RNAi is a "very IP-constrained field," Fambrough said. "The discovery of the activity of the Dicer-substrate class, [which comprises molecules] longer than 25 nucleotides, enables a new doorway … for working with RNA interference" since they fall outside of much of the field's fundamental intellectual property covering traditional 21 nucleotide-long siRNAs.
In addition to showing high potency and a long duration of action, Dicer-substrates appear very amenable to modification with targeting moieties, he noted. "Because the end of the molecule is cleaved off [during the RNAi process], and that end is sterically unhindered, we have a very natural attachment point for targeting reagents to mediate targeted delivery.

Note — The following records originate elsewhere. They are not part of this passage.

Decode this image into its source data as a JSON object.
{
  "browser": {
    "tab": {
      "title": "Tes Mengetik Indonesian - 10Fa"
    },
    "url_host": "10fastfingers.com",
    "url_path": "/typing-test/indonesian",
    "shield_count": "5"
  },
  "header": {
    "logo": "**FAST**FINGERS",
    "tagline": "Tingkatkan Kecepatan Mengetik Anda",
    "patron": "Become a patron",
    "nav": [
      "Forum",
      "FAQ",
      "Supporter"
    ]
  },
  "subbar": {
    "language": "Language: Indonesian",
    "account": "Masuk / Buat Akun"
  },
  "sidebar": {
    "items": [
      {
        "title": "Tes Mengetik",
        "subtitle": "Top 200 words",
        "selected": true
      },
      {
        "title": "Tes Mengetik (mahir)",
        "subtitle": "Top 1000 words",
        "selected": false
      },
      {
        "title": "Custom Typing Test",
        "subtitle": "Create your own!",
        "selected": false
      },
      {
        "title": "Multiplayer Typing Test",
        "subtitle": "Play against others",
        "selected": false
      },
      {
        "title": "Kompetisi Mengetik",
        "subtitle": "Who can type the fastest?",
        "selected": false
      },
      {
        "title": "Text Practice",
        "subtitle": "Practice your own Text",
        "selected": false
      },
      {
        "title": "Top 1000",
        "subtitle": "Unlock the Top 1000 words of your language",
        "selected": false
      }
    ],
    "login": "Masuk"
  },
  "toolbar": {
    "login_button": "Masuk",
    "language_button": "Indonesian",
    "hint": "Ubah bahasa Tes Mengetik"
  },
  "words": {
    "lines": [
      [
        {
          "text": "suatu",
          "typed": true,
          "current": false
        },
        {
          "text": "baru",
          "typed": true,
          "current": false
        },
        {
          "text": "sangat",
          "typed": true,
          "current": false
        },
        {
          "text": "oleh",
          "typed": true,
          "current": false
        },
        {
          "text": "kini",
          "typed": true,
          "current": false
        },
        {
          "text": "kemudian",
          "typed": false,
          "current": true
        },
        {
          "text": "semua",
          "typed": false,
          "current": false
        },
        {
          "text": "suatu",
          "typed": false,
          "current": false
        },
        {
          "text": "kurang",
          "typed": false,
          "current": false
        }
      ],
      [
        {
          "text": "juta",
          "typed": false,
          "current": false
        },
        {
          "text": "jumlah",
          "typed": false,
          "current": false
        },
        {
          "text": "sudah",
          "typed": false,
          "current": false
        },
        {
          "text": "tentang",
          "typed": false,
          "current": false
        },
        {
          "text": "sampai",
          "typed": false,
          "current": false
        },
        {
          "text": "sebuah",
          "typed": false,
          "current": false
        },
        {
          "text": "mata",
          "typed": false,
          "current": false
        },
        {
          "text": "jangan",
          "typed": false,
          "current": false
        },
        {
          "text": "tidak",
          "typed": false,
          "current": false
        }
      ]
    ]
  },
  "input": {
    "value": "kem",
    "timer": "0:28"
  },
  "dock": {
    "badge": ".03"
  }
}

"Utilizing this handle on our molecules for targeted delivery to diseased cells … is a major drug-delivery effort within the company," Fambrough said. "We have a broad program [focused on conjugating] our molecules with a series of agents that bind to receptors on the surface of cells and are internalized," including aptamers; various small molecules; peptides; and larger amino acid structures such as antibodies and antibody fragments.
Although luring investors is one of Dicerna's top goals for the year, capturing the interest of industry partners remains a key aspect of its overall business strategy, Fambrough said.
"Our business model is based on concluding partnerships with larger companies," he said, pointing to the deal the firm struck with Japan's Kyowa Hakko Kirin in December to develop a Dicer-substrate-based cancer drug.
Fambrough declined to provide specific details on what future deals may look like, noting that their structure "is going to vary depending on what [each company's] interests are." However, he did state that Dicerna isn't ruling out an alliance covering its lead drug program, even before it moves into clinical development.
"Deal values in RNAi have been very strong," he noted. "RNAi partnering has been substantially more valuable than, for example, antibody partnering. Thus, the economics of early-stage deals can be very attractive, particularly for programs that are well-chosen and uniquely enabled by your technology.
"So the economics need to be right for us, but in this particular field, I don't think that precludes doing something preclinical," he added.
Ultimately, however, Dicerna wouldn't consider simply handing off the program to a partner in exchange for payments and royalties, Fambrough stressed.
"I think it's important that we … [not just] out-license it," he said. "We may well end up engaging a partnership around it, but not one where we wouldn't maintain a material economic stake in it."